Zoals aangegeven in het antwoord op vraag 1 is relevant of sprake is van twee zelfstandige verzekeringsovereenkomsten die ook als zodanig door de verzekeraar worden geadministreerd. Het feit dat een verzekeraar op grond van zakelijke motieven een voordeliger tarief in rekening brengt dan voor twee afzonderlijke verzekeringen, heeft niet tot gevolg dat fiscale splitsing van deze zelfstandige verzekeringen niet mogelijk is. Het tariefsvoordeel dat hierbij wordt genoten moet naar evenredigheid aan beide verzekeringen worden toegerekend. De toerekening van de totale brutopremie aan de afzonderlijke verzekeringen dient plaats te vinden op basis van de netto premies, berekend op de grondslagen van de totale brutopremie.

Vraag 4

Houdt het antwoord op vraag B.3.6.as in dat een kapitaalverzekering op beleggingsbasis nooit kan worden gesplitst in een kapitaalverzekering eigen woning en in een verzekering die wordt gerekend tot de grondslag van box 3?

Antwoord

Ook voor deze verzekeringsvorm is gesplitste fiscale behandeling alleen mogelijk als de afzonderlijke verzekeringen zijn vormgegeven als zelfstandige overeenkomsten met afzonderlijke premies. Het feit dat de hoogte van de uitkering bij overlijden bij dit soort verzekeringen meestal mede afhankelijk is van de waarde van de verzekering bij leven – de beoogde kapitaalverzekering eigen woning - doet hieraan niet af. Voor de door de verzekeraar gelopen risico’s in de "box 3-verzekering" – de verzekering voor overlijden - dienen derhalve alleen premies te worden onttrokken aan de beleggingswaarde van de "box 3-verzekering". Het is derhalve niet toegestaan deze risico’s geheel of gedeeltelijk te financieren uit de beleggingswaarde van of de premies voor de verzekering bij leven, de kapitaalverzekering eigen woning. Een (gedeeltelijke) financiering van de "box 3-verzekering" vanuit de kapitaalverzekering eigen woning houdt in fiscale zin een gedeeltelijke afkoop van de kapitaalverzekering eigen woning in. Die verzekering wordt in dat geval geacht geheel tot uitkering te zijn gekomen.

Vraag 5

Kan de in artikel 5.10, onderdeel a, Wet IB 2001 genoemde vrijstelling van toepassing zijn op de verzekering die uitkeert bij overlijden indien die overlijdensverzekering als een zelfstandige box-3-verzekering is vormgegeven op de wijze als is omschreven in de vragen 1 tot en met 4?

Antwoord

Ja, op een aldus vormgegeven overlijdensverzekering kan de vrijstelling van toepassing zijn mits aan de in artikel 5.10, onderdeel a, Wet IB 2001 gestelde voorwaarden wordt voldaan. Eén van die voorwaarden is dat de overlijdensverzekering uitsluitend voorziet in een uitkering bij overlijden van de verzekerde(n).

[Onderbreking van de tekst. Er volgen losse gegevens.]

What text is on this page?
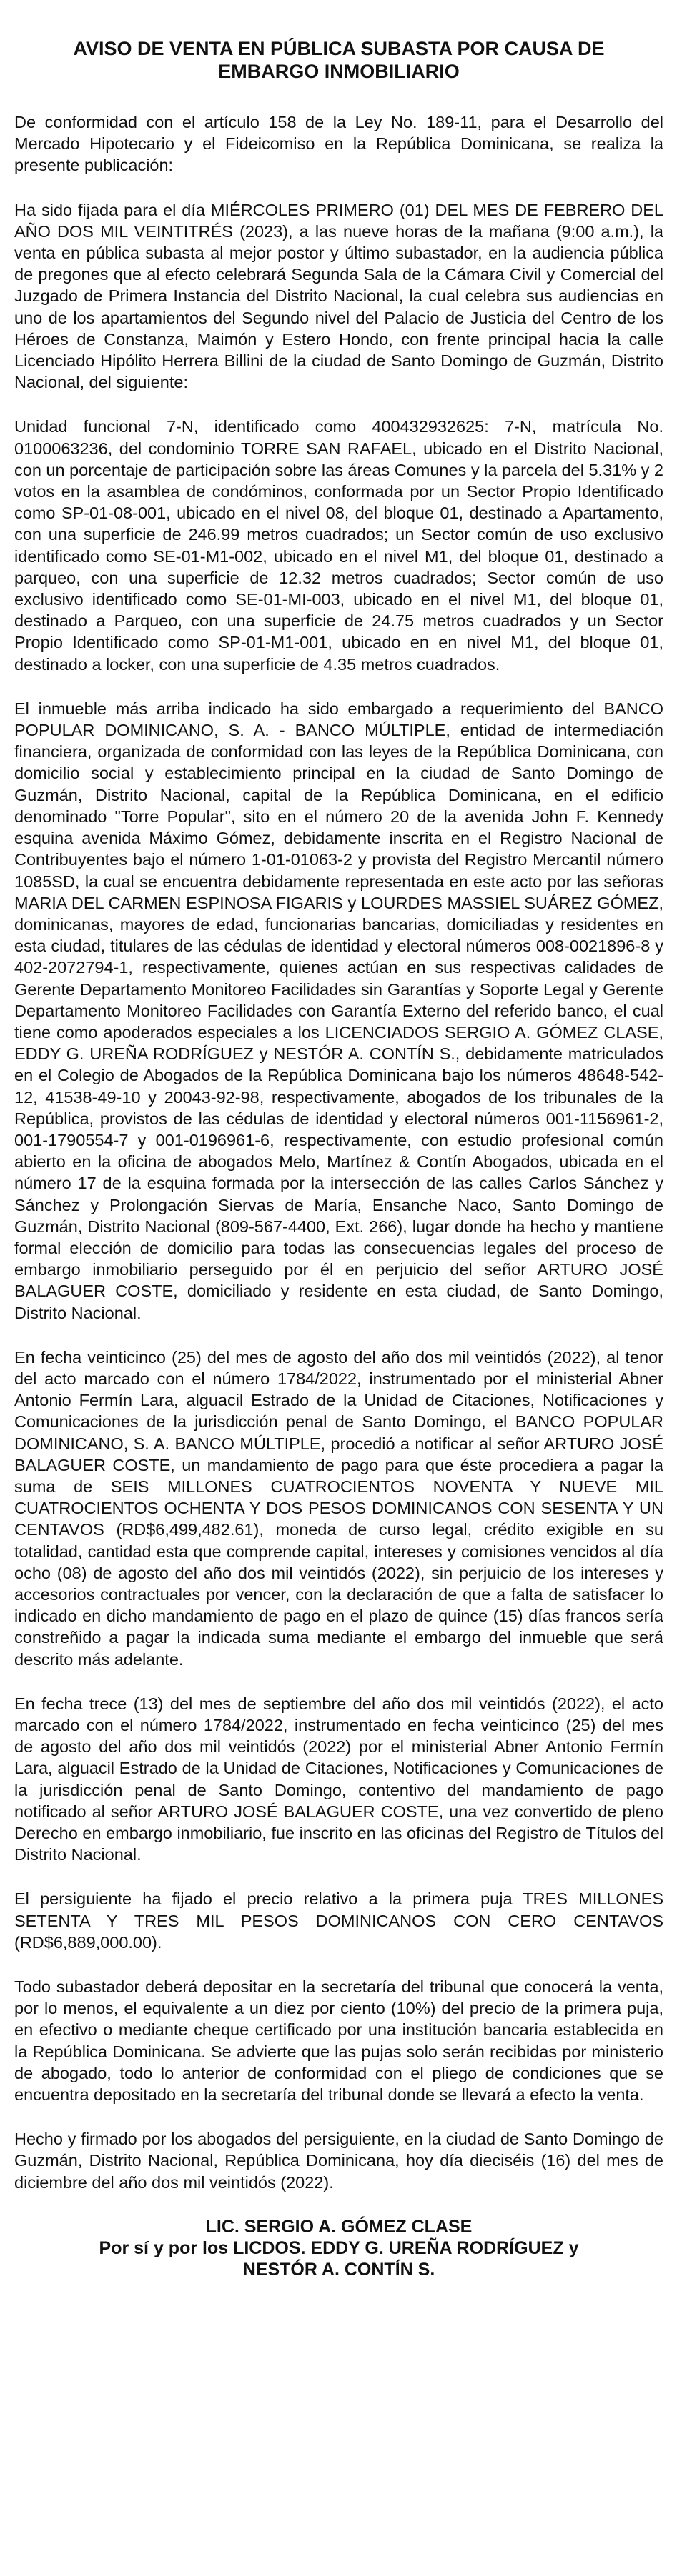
AVISO DE VENTA EN PÚBLICA SUBASTA POR CAUSA DE
EMBARGO INMOBILIARIO

De conformidad con el artículo 158 de la Ley No. 189-11, para el Desarrollo del Mercado Hipotecario y el Fideicomiso en la República Dominicana, se realiza la presente publicación:

Ha sido fijada para el día MIÉRCOLES PRIMERO (01) DEL MES DE FEBRERO DEL AÑO DOS MIL VEINTITRÉS (2023), a las nueve horas de la mañana (9:00 a.m.), la venta en pública subasta al mejor postor y último subastador, en la audiencia pública de pregones que al efecto celebrará Segunda Sala de la Cámara Civil y Comercial del Juzgado de Primera Instancia del Distrito Nacional, la cual celebra sus audiencias en uno de los apartamientos del Segundo nivel del Palacio de Justicia del Centro de los Héroes de Constanza, Maimón y Estero Hondo, con frente principal hacia la calle Licenciado Hipólito Herrera Billini de la ciudad de Santo Domingo de Guzmán, Distrito Nacional, del siguiente:

Unidad funcional 7-N, identificado como 400432932625: 7-N, matrícula No. 0100063236, del condominio TORRE SAN RAFAEL, ubicado en el Distrito Nacional, con un porcentaje de participación sobre las áreas Comunes y la parcela del 5.31% y 2 votos en la asamblea de condóminos, conformada por un Sector Propio Identificado como SP-01-08-001, ubicado en el nivel 08, del bloque 01, destinado a Apartamento, con una superficie de 246.99 metros cuadrados; un Sector común de uso exclusivo identificado como SE-01-M1-002, ubicado en el nivel M1, del bloque 01, destinado a parqueo, con una superficie de 12.32 metros cuadrados; Sector común de uso exclusivo identificado como SE-01-MI-003, ubicado en el nivel M1, del bloque 01, destinado a Parqueo, con una superficie de 24.75 metros cuadrados y un Sector Propio Identificado como SP-01-M1-001, ubicado en en nivel M1, del bloque 01, destinado a locker, con una superficie de 4.35 metros cuadrados.

El inmueble más arriba indicado ha sido embargado a requerimiento del BANCO POPULAR DOMINICANO, S. A. - BANCO MÚLTIPLE, entidad de intermediación financiera, organizada de conformidad con las leyes de la República Dominicana, con domicilio social y establecimiento principal en la ciudad de Santo Domingo de Guzmán, Distrito Nacional, capital de la República Dominicana, en el edificio denominado "Torre Popular", sito en el número 20 de la avenida John F. Kennedy esquina avenida Máximo Gómez, debidamente inscrita en el Registro Nacional de Contribuyentes bajo el número 1-01-01063-2 y provista del Registro Mercantil número 1085SD, la cual se encuentra debidamente representada en este acto por las señoras MARIA DEL CARMEN ESPINOSA FIGARIS y LOURDES MASSIEL SUÁREZ GÓMEZ, dominicanas, mayores de edad, funcionarias bancarias, domiciliadas y residentes en esta ciudad, titulares de las cédulas de identidad y electoral números 008-0021896-8 y 402-2072794-1, respectivamente, quienes actúan en sus respectivas calidades de Gerente Departamento Monitoreo Facilidades sin Garantías y Soporte Legal y Gerente Departamento Monitoreo Facilidades con Garantía Externo del referido banco, el cual tiene como apoderados especiales a los LICENCIADOS SERGIO A. GÓMEZ CLASE, EDDY G. UREÑA RODRÍGUEZ y NESTÓR A. CONTÍN S., debidamente matriculados en el Colegio de Abogados de la República Dominicana bajo los números 48648-542-12, 41538-49-10 y 20043-92-98, respectivamente, abogados de los tribunales de la República, provistos de las cédulas de identidad y electoral números 001-1156961-2, 001-1790554-7 y 001-0196961-6, respectivamente, con estudio profesional común abierto en la oficina de abogados Melo, Martínez & Contín Abogados, ubicada en el número 17 de la esquina formada por la intersección de las calles Carlos Sánchez y Sánchez y Prolongación Siervas de María, Ensanche Naco, Santo Domingo de Guzmán, Distrito Nacional (809-567-4400, Ext. 266), lugar donde ha hecho y mantiene formal elección de domicilio para todas las consecuencias legales del proceso de embargo inmobiliario perseguido por él en perjuicio del señor ARTURO JOSÉ BALAGUER COSTE, domiciliado y residente en esta ciudad, de Santo Domingo, Distrito Nacional.

En fecha veinticinco (25) del mes de agosto del año dos mil veintidós (2022), al tenor del acto marcado con el número 1784/2022, instrumentado por el ministerial Abner Antonio Fermín Lara, alguacil Estrado de la Unidad de Citaciones, Notificaciones y Comunicaciones de la jurisdicción penal de Santo Domingo, el BANCO POPULAR DOMINICANO, S. A. BANCO MÚLTIPLE, procedió a notificar al señor ARTURO JOSÉ BALAGUER COSTE, un mandamiento de pago para que éste procediera a pagar la suma de SEIS MILLONES CUATROCIENTOS NOVENTA Y NUEVE MIL CUATROCIENTOS OCHENTA Y DOS PESOS DOMINICANOS CON SESENTA Y UN CENTAVOS (RD$6,499,482.61), moneda de curso legal, crédito exigible en su totalidad, cantidad esta que comprende capital, intereses y comisiones vencidos al día ocho (08) de agosto del año dos mil veintidós (2022), sin perjuicio de los intereses y accesorios contractuales por vencer, con la declaración de que a falta de satisfacer lo indicado en dicho mandamiento de pago en el plazo de quince (15) días francos sería constreñido a pagar la indicada suma mediante el embargo del inmueble que será descrito más adelante.

En fecha trece (13) del mes de septiembre del año dos mil veintidós (2022), el acto marcado con el número 1784/2022, instrumentado en fecha veinticinco (25) del mes de agosto del año dos mil veintidós (2022) por el ministerial Abner Antonio Fermín Lara, alguacil Estrado de la Unidad de Citaciones, Notificaciones y Comunicaciones de la jurisdicción penal de Santo Domingo, contentivo del mandamiento de pago notificado al señor ARTURO JOSÉ BALAGUER COSTE, una vez convertido de pleno Derecho en embargo inmobiliario, fue inscrito en las oficinas del Registro de Títulos del Distrito Nacional.

El persiguiente ha fijado el precio relativo a la primera puja TRES MILLONES SETENTA Y TRES MIL PESOS DOMINICANOS CON CERO CENTAVOS (RD$6,889,000.00).

Todo subastador deberá depositar en la secretaría del tribunal que conocerá la venta, por lo menos, el equivalente a un diez por ciento (10%) del precio de la primera puja, en efectivo o mediante cheque certificado por una institución bancaria establecida en la República Dominicana. Se advierte que las pujas solo serán recibidas por ministerio de abogado, todo lo anterior de conformidad con el pliego de condiciones que se encuentra depositado en la secretaría del tribunal donde se llevará a efecto la venta.

Hecho y firmado por los abogados del persiguiente, en la ciudad de Santo Domingo de Guzmán, Distrito Nacional, República Dominicana, hoy día dieciséis (16) del mes de diciembre del año dos mil veintidós (2022).

LIC. SERGIO A. GÓMEZ CLASE
Por sí y por los LICDOS. EDDY G. UREÑA RODRÍGUEZ y
NESTÓR A. CONTÍN S.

Dit houdt in dat indien de zelfstandig vormgegeven overlijdensverzekering ook voorziet in een mogelijke uitkering bij in leven zijn op de einddatum, niet aan deze voorwaarde wordt voldaan. Dit doet zich onder meer voor bij overlijdensverzekeringen met winst- of overrentedeling en bij fractieverzekeringen.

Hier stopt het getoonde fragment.